L’Ente Regionale per il Patrimonio Culturale del Friuli Venezia Giulia, dopo la riapertura dei suoi musei, è pronto a riprendere l’attività espositiva. E questa ripartenza, non poteva che essere dedicata al Friuli Venezia Giulia e ai suoi artisti. A riaprire le sue porte sarà, venerdì 26 giugno, il Magazzino delle Idee di Trieste con la mostra “OxE Fvg” [O per E] in collaborazione con la Soprintendenza Archeologia, belle arti e paesaggio del Friuli Venezia Giulia.

LA MOSTRA

A comporre il percorso espositivo sono più di cinquanta opere degli ultimi decenni, scelte dalle collezioni gestite dall’Ente Regionale per il Patrimonio Culturale: daranno vita a un allestimento che non procede per cronologie o temi, ma sottolinea continuità e scarti nella produzione di artisti che hanno segnato la storia dell’arte nel Friuli Venezia Giulia e oltre. La mostra è organizzata dall’Ente regionale per il patrimonio culturale del Friuli Venezia Giulia in collaborazione con la Soprintendenza Archeologia, belle arti e paesaggio del Friuli Venezia Giulia.

LE OPERE

L’astrattismo gestuale di Afro dialoga con i dipinti di Celiberti e di Mario Di Iorio, le geometrie di Getulio Alviani fanno riscontro a quelle di Ciussi e Saffaro, un rosone di sassi di Nane Zavagno si contrappone al diroccare di pietre da una montagna di Music. Il tempo sospeso delle fotografie di Sergio Scabar, che emergono dal buio di una nicchia, si confronta con l’alterità primordiale ed espressiva di un bucranio in marmo grigio di Stefano Comelli mentre al carattere più intimo delle composizioni di Dora Bassi e Gianna Marini si contrappone l’esuberanza, già nelle dimensioni monumentali, dell’opera di Miela Reina, così che quest’ultima diviene manifesto, se non di una nuova generazione – Miela è poco più giovane delle colleghe –di una nuova percezione di sé e del proprio ruolo d’artista.
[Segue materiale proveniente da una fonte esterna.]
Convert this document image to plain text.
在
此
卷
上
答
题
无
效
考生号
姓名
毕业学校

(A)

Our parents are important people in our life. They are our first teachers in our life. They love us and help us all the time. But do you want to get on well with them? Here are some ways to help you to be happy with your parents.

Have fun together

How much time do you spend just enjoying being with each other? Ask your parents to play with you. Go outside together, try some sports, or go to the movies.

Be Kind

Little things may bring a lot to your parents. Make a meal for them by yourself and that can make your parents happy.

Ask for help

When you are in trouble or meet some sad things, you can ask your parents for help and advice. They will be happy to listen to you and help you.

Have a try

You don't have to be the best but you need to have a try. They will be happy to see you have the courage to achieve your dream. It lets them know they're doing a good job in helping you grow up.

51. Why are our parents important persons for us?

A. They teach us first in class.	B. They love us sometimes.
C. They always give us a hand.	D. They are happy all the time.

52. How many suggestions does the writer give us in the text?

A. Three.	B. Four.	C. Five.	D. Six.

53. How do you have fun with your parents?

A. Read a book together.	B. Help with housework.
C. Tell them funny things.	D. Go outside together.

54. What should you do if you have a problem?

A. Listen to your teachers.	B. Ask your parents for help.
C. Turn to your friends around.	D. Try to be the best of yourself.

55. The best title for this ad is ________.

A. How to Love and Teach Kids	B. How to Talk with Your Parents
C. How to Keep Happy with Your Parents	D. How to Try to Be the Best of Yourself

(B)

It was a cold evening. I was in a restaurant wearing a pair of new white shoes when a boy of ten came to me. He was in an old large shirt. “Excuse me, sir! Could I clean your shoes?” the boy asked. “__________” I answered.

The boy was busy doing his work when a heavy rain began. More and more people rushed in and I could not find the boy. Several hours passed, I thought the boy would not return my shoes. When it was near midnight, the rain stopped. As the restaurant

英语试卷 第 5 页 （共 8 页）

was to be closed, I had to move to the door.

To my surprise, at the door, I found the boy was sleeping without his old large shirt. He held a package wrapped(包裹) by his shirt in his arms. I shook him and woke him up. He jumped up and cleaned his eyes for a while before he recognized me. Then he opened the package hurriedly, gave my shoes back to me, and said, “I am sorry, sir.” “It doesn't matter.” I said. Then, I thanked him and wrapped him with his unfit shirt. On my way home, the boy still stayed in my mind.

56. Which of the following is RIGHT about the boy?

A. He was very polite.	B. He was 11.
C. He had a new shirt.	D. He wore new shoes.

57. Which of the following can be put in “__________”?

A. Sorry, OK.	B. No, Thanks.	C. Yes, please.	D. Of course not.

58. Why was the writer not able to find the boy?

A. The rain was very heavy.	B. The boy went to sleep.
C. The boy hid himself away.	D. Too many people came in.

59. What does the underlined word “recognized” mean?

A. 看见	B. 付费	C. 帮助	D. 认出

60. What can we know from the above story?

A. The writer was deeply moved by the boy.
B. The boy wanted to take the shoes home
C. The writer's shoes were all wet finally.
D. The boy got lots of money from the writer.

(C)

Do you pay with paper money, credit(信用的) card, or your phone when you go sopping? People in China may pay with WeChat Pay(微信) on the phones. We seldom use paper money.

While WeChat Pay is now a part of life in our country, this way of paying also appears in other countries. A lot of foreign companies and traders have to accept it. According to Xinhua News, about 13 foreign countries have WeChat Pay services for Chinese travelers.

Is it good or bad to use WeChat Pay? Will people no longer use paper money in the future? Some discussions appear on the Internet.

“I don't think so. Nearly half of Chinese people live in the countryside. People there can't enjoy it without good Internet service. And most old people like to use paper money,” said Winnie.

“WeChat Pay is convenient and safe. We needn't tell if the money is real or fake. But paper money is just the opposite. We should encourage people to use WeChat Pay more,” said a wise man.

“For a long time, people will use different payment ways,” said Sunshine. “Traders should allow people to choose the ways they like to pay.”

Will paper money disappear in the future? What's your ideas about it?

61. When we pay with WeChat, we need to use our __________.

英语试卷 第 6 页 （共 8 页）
Al percorso di relazioni formali qui delineato se ne affianca uno che procede per riferimenti alla storia congiungendo il Diario di prigionia di Celiberti all’Omaggio ai martiri della Risiera di Spacal o ancora uno di rivisitazione dell’iconografia religiosa che porta dal Cristo Rosso di Pino Mocchiut alla Sacra famiglia e all’Annunciazione di Giorgio Valvassori.

Dalle opere esposte si dipartono le trame di una storia regionale, ma anche riferimenti che vanno molto più lontano. Emblematico è il caso di Afro la cui astrazione dialoga alla pari con quella dei colleghi americani. Su un piano diverso, quello della distanza storica, anziché geografica, possiamo chiederci se l’opera di Zavagno rappresenti una forma di attualizzazione della tradizione millenaria del mosaico o sia invece un tentativo di mettere un ordine nelle distese di sassi dei magredi.

Sono questi solo alcuni fra i tanti spunti di lettura offerti da una mostra che si presenta come riscoperta di uno spazio espositivo, delle collezioni regionali e della vitalità culturale del Friuli Venezia Giulia. Una vitalità che l’Erpac ha voluto far emergere proprio in questo particolare momento storico.